A total sum of N2.103 trillion, being September 2025 Federation Account Revenue, has been shared to the Federal Government, States and the Local Government Councils.

The revenue was shared at the October 2025 Federation Account Allocation Committee (FAAC) meeting held in Abuja.

The N2.103 trillion total distributable revenue comprised distributable statutory revenue of N1.239 trillion, distributable Value Added Tax (VAT) revenue of N812.593 billion, Electronic Money Transfer Levy (EMTL) revenue of N51.684 billion.

A communiqué issued by the Federation Account Allocation Committee (FAAC) indicated that total gross revenue of N3.054 trillion was available in the month of September 2025. Total deduction for cost of collection was N116.149 billion while total transfers, interventions, refunds and savings was N835.005 billion.
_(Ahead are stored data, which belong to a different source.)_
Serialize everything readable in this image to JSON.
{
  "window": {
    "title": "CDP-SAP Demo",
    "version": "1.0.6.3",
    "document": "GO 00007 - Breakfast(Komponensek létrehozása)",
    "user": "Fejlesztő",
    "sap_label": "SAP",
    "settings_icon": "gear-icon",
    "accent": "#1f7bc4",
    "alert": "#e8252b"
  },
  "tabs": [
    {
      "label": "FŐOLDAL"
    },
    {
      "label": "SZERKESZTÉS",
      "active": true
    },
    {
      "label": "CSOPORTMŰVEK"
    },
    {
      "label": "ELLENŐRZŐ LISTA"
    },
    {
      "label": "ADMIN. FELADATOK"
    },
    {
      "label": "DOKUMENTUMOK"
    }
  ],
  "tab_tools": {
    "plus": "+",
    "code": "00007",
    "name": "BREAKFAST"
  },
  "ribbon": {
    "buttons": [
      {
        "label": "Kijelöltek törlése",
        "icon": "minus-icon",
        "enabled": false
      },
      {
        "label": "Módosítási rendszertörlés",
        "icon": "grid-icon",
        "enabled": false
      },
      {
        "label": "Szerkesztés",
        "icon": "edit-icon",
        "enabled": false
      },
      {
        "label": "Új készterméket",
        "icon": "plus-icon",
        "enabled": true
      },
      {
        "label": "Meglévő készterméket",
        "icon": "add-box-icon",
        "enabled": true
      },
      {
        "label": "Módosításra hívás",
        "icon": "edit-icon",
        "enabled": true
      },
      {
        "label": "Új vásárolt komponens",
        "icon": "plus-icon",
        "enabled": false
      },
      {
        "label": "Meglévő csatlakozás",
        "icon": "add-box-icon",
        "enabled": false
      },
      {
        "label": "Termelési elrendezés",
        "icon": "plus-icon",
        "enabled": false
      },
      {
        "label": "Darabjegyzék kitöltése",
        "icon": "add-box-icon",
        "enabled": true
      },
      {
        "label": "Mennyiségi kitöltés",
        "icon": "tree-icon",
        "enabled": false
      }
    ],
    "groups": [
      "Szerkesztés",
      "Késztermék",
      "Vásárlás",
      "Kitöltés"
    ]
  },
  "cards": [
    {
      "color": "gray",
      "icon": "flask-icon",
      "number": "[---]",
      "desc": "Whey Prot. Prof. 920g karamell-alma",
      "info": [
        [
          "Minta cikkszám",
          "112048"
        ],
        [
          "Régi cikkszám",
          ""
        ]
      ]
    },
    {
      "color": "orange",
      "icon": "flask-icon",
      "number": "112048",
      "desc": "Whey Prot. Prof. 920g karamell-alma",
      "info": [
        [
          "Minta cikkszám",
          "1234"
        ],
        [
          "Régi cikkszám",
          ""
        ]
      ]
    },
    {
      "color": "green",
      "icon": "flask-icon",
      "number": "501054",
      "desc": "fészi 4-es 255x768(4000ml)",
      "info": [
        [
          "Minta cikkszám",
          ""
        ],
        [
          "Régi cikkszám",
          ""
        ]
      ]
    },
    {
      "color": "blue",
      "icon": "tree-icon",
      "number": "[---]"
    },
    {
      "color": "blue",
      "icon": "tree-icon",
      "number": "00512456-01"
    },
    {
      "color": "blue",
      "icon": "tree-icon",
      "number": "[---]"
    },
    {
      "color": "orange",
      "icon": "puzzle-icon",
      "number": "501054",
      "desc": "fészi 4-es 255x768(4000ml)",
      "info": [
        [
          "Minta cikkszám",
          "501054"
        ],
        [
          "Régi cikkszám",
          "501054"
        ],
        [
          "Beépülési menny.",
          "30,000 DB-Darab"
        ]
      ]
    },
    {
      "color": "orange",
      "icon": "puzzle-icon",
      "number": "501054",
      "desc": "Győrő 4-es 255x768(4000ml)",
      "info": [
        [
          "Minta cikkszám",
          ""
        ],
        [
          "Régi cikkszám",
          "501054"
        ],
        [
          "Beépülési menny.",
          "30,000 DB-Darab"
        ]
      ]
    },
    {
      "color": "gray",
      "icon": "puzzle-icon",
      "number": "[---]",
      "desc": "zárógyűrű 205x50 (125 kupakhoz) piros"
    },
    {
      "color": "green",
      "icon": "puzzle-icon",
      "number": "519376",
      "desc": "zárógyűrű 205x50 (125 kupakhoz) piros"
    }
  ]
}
According to the communiqué, gross statutory revenue of N2.128 trillion was received for the month of September 2025. This was lower than the sum of N2.838 trillion received in the month of August 2025 by N710.134 billion.
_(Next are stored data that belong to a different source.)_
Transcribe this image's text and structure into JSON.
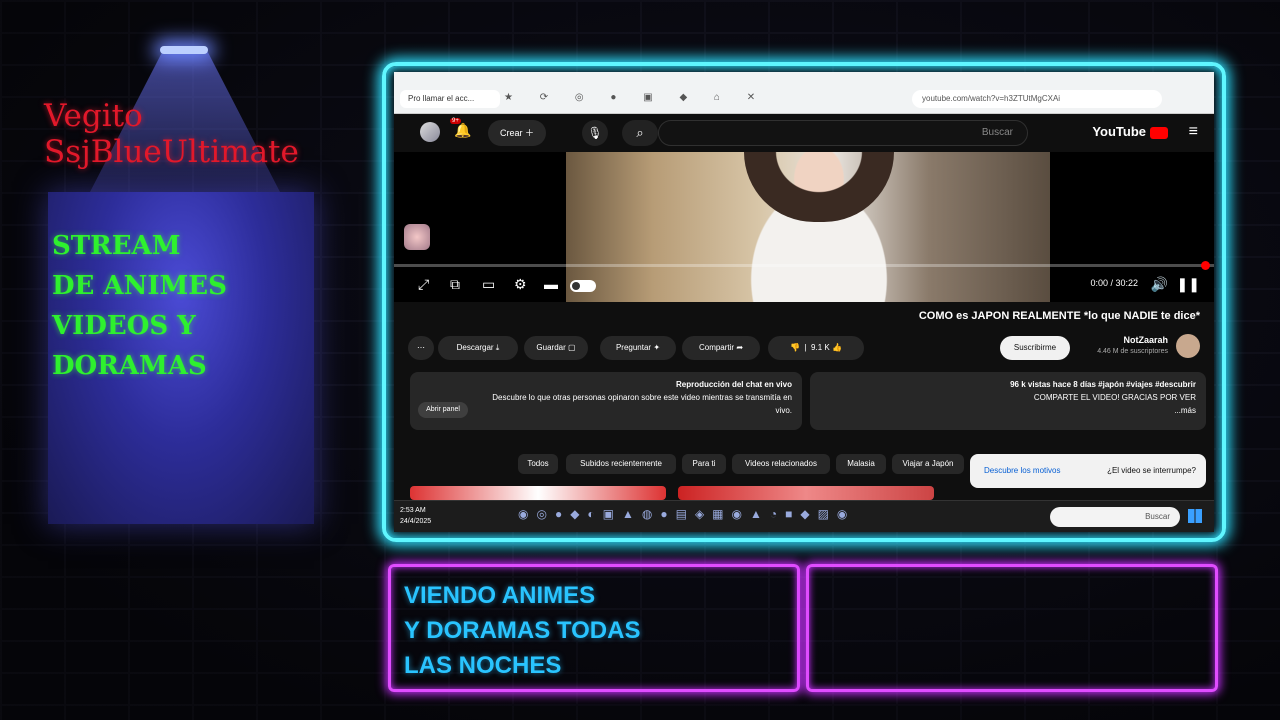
{
  "overlay": {
    "channel_name_line1": "Vegito",
    "channel_name_line2": "SsjBlueUltimate",
    "stream_lines": [
      "STREAM",
      "DE ANIMES",
      "VIDEOS Y",
      "DORAMAS"
    ],
    "bottom_box_lines": [
      "VIENDO ANIMES",
      "Y DORAMAS TODAS",
      "LAS NOCHES"
    ],
    "colors": {
      "channel": "#e2182a",
      "stream": "#2ef12e",
      "frame": "#5ff6ff",
      "bottom_box": "#e04cff",
      "bottom_text": "#29c4ff"
    }
  },
  "browser": {
    "tab_title": "Pro llamar el acc...",
    "url": "youtube.com/watch?v=h3ZTUtMgCXAi"
  },
  "youtube": {
    "logo_text": "YouTube",
    "search_placeholder": "Buscar",
    "create_label": "Crear",
    "notification_count": "9+",
    "player": {
      "time": "0:00 / 30:22"
    },
    "title": "COMO es JAPON REALMENTE *lo que NADIE te dice*",
    "channel": "NotZaarah",
    "subscribers": "4.46 M de suscriptores",
    "subscribe_label": "Suscribirme",
    "actions": {
      "like": "9.1 K",
      "share": "Compartir",
      "ask": "Preguntar",
      "save": "Guardar",
      "download": "Descargar"
    },
    "description": {
      "line1": "96 k vistas hace 8 días #japón #viajes #descubrir",
      "line2": "COMPARTE EL VIDEO! GRACIAS POR VER",
      "more": "...más"
    },
    "chat": {
      "title": "Reproducción del chat en vivo",
      "text": "Descubre lo que otras personas opinaron sobre este video mientras se transmitía en vivo.",
      "button": "Abrir panel"
    },
    "chips": [
      "Todos",
      "Subidos recientemente",
      "Para ti",
      "Videos relacionados",
      "Malasia",
      "Viajar a Japón"
    ],
    "info_banner": {
      "question": "¿El video se interrumpe?",
      "link": "Descubre los motivos"
    }
  },
  "taskbar": {
    "search_placeholder": "Buscar",
    "time": "2:53 AM",
    "date": "24/4/2025"
  }
}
Gross revenue of N872.630 billion was available from the Value Added Tax (VAT) in September 2025. This was higher than the N722.619 billion available in the month of August 2025 by N150.011 billion.

The communiqué stated that from the N2.103 trillion total distributable revenue, the Federal Government received a total sum of N711.314 billion and the State Governments received a total sum of N727.170 billion.

The Local government Council received N529.954 billion, while the sum of N134.956 billion (13% of mineral revenue) was shared to the benefiting State as derivation revenue.

On the N1.239 trillion distributable statutory revenue, the communiqué stated that the Federal Government received N581.672 billion and the State Governments received N295.032 billion.

The Local Government Councils received N227.457 billion and the sum of N134.956 billion (13% of mineral revenue) was shared to the benefiting States as derivation revenue.

From the N812.593 billion distributable Value Added Tax (VAT) revenue, the Federal Government received N121.889 billion, the State Governments received N406.297 billion and the Local Government Councils received N284.408 billion.

A total sum of N7.753 billion was received by the Federal Government from the N51.684 billion Electronic Money Transfer Levy (EMTL), the State Governments received N25.842 billion and the Local Government Councils received N18.089 billion.

In September 2025, Import Duty, Value Added Tax (VAT) and Electronic Money Transfer Levy (EMTL) increased significantly while Companies Income Tax (CIT) and CET Levies decreased considerably. Petroleum Profit Tax (PPT) increased Marginally while Oil and Gas Royalty and Excise Duty recorded marginal decreases.